Race math 

Boise hospitals give up on minority marrow donors

St. Luke's Regional Medical Center will shutter its small bone marrow donor program, blaming the closure on national minority recruitment goals the hospital said are unattainable in Idaho.

But the federally funded National Marrow Donor Program said its aggressive minority recruitment goals are achievable and necessary, even in Idaho's slim demographic profile.

"We're disappointed that St. Luke's has made this decision," said Jeffrey Chell, a physician and CEO of the national program. "There is more opportunity in the minority community than they see."

Since its inception in 1986, the NMDP has had trouble meeting its goals, particularly in minority communities.

A 1989 New York Times headline, two years after the registry was started, reads "Program to Find Marrow Donors is Falling Short." The article highlights difficulties in finding matches for black, Asian, American Indian and Hispanic patients, some of whom were conducting private searches in their neighborhoods or through expensive private firms.

Since 1991, St.
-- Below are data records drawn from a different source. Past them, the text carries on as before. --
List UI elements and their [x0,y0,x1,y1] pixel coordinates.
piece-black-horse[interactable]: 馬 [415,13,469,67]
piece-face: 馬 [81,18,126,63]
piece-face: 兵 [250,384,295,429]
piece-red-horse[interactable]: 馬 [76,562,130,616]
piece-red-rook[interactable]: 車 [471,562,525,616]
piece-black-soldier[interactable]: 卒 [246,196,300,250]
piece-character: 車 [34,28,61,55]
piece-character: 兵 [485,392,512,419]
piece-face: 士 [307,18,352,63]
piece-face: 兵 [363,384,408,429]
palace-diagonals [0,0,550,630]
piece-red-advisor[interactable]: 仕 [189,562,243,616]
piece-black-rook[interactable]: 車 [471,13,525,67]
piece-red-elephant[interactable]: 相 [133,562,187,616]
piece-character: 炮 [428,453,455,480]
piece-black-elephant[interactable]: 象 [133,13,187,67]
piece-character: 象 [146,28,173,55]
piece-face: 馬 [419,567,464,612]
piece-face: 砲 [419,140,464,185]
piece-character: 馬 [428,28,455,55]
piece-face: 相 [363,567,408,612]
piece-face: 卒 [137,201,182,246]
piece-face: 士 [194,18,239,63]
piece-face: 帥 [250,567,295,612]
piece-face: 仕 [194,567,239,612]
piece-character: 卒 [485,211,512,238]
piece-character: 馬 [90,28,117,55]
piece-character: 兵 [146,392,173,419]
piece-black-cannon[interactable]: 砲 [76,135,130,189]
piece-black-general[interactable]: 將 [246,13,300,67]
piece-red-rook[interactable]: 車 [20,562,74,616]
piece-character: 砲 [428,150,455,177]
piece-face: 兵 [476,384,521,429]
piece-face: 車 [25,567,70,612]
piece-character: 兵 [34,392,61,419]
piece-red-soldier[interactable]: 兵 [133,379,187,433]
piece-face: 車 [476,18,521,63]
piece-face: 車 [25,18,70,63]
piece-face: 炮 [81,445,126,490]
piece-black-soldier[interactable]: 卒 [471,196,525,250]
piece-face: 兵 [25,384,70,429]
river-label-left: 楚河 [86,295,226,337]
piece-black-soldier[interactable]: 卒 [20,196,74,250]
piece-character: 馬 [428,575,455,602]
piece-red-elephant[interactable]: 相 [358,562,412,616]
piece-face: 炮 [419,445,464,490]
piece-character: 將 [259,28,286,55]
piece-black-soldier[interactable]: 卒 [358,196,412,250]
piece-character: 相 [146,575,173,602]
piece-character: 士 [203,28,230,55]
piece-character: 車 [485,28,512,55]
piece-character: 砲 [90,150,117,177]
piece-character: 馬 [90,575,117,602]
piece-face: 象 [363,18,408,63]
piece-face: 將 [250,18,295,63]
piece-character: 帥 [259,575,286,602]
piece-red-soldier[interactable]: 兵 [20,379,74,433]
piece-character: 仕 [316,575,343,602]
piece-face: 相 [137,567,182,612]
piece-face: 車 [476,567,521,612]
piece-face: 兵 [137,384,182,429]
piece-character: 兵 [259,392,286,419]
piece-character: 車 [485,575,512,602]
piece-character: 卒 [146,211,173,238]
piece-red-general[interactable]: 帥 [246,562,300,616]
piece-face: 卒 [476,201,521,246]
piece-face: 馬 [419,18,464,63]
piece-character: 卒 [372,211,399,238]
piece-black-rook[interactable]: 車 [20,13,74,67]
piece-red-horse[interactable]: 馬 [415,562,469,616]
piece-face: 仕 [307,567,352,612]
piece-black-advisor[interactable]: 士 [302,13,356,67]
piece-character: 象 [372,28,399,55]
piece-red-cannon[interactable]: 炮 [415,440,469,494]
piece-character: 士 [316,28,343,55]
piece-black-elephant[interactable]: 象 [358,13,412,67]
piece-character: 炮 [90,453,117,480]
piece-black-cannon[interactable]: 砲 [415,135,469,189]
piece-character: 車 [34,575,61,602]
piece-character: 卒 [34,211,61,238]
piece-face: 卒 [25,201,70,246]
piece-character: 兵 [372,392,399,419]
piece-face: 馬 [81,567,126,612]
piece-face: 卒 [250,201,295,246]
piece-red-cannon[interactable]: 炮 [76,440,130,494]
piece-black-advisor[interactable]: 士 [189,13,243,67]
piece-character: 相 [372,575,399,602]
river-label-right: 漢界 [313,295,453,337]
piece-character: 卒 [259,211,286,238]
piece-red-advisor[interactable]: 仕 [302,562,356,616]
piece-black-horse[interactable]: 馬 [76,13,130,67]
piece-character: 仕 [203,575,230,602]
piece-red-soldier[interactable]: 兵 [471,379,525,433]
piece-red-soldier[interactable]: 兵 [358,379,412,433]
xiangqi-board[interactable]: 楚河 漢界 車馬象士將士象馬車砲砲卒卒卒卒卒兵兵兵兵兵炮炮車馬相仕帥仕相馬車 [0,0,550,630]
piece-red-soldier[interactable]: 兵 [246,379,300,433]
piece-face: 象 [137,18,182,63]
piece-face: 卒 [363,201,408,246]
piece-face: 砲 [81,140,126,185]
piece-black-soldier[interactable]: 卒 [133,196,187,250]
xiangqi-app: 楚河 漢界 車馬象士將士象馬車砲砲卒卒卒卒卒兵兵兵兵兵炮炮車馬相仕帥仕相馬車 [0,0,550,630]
Luke's Mountain States Tumor Institute has housed a small bone marrow donor program, tied to the federally funded NMDP. St. Alphonsus Regional Medical Center hosted a similar program meant to recruit potential bone marrow and stem cell donors for entry into an international database. In April, the St. Al's program quietly closed its doors.

In announcing its closure, St. Luke's first stated it would need to recruit 1,000 minority donors next year and then revised that total down to 575. In 2010, the number of new minority candidates on the list would increase by 15 percent.

The hospital was not sure about the penalties for not meeting those goals and opted to close its doors later this summer.

"We didn't want to have to deal with that type of uncertainty because we knew we were not going to meet those requirements," St. Luke's spokesman Ken Dey said.

Chell said there are no penalties for failing to meet the goals and that Boise is the first donor center to shut down for this reason. The Red Cross stopped recruiting for the registry several years ago.

Chell said that the NMDP helps train recruiters and reimburses donor centers based on the number of recruits. Recruiters are encouraged to develop relationships at minority churches and civic organizations. Minority fraternities and sororities frequently hold bone marrow drives.

Dey said that St. Luke's has tried some of these recruitment tactics. "For example, we've worked with the Catholic churches in Nampa, Caldwell and Jerome to try and reach the Hispanic community, and we used to travel to Eastern Idaho to do drives at the Fort Hall Indian Reservation."

But the hospital's one-man operation only managed to sign up about 1,000 new people last year, including about 100 minority candidates.

Chell said the average recruiter brings in some 3,000 new recruits in a year, half from various minority groups.

Not only are all non-white populations under-represented on the bone marrow registry, but because of genetics, matches are more difficult to find for racial and ethnic minorities, necessitating a larger pool of donors.